- Born: March 6, 1929 Upland, Pennsylvania, U.S.
- Died: April 2, 2026 (aged 97)
- Education: Brooklyn College University of California, Berkeley Stanford University
- Awards: Penrose Medal
- Scientific career
- Fields: Geology, Seismology
- Workplaces: U.S. Army Corps of Engineers United States Geological Survey Chevron Corporation

= George Plafker =

American geologist and seismologist (1929–2026)

George Plafker (March 6, 1929 – April 2, 2026) was an American geologist and seismologist who made significant contributions to both fields, with research focused on subduction, tsunami, and the geology of Alaska.
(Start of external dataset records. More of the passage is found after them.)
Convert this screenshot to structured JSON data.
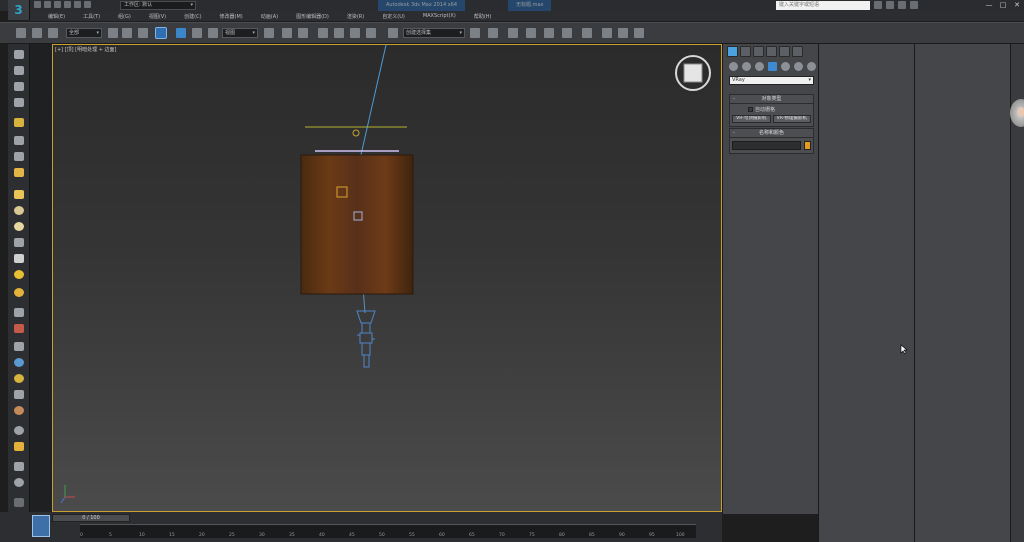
{
  "title_bar": {
    "workspace_label": "工作区: 默认",
    "document_title": "Autodesk 3ds Max 2014 x64",
    "file_title": "无标题.max",
    "search_placeholder": "键入关键字或短语",
    "window_controls": [
      "—",
      "□",
      "✕"
    ]
  },
  "menu": [
    "编辑(E)",
    "工具(T)",
    "组(G)",
    "视图(V)",
    "创建(C)",
    "修改器(M)",
    "动画(A)",
    "图形编辑器(D)",
    "渲染(R)",
    "自定义(U)",
    "MAXScript(X)",
    "帮助(H)"
  ],
  "toolbar": {
    "selection_filter": "全部",
    "reference_coord": "视图",
    "named_selection": "创建选择集"
  },
  "viewport": {
    "label": "[+] [顶] [明暗处理 + 边面]",
    "accent_border": "#c8a030"
  },
  "command_panel": {
    "renderer_dropdown": "VRay",
    "object_type": {
      "title": "对象类型",
      "autogrid_label": "自动栅格",
      "buttons": [
        "VR-穹顶摄影机",
        "VR-物理摄影机"
      ]
    },
    "name_color": {
      "title": "名称和颜色",
      "swatch_color": "#e39a1f"
    }
  },
  "timeline": {
    "slider_text": "0 / 100",
    "ticks": [
      "0",
      "5",
      "10",
      "15",
      "20",
      "25",
      "30",
      "35",
      "40",
      "45",
      "50",
      "55",
      "60",
      "65",
      "70",
      "75",
      "80",
      "85",
      "90",
      "95",
      "100"
    ]
  }
}
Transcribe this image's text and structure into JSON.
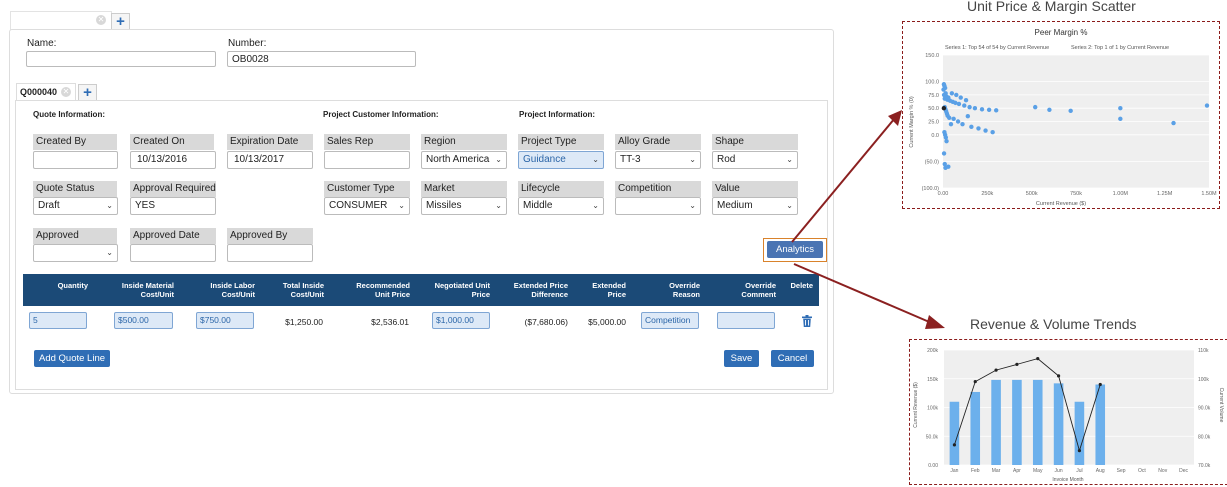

Following prolonged study of the region of the 1964 Alaska earthquake, Plafker correctly concluded that the largest earthquakes are the result of fault slip at convergent boundaries. This was at a time when the theory of plate tectonics was still not completely accepted by the scientific community. Additional studies were done in Chile in the late 1960s regarding the series of earthquakes there.

Plafker died on April 2, 2026, at the age of 97.

==Awards==
For his groundbreaking research, Plafker was honored with the Penrose Medal by the Geological Society of America and the Harry Fielding Reid Medal from the Seismological Society of America, both in 2017.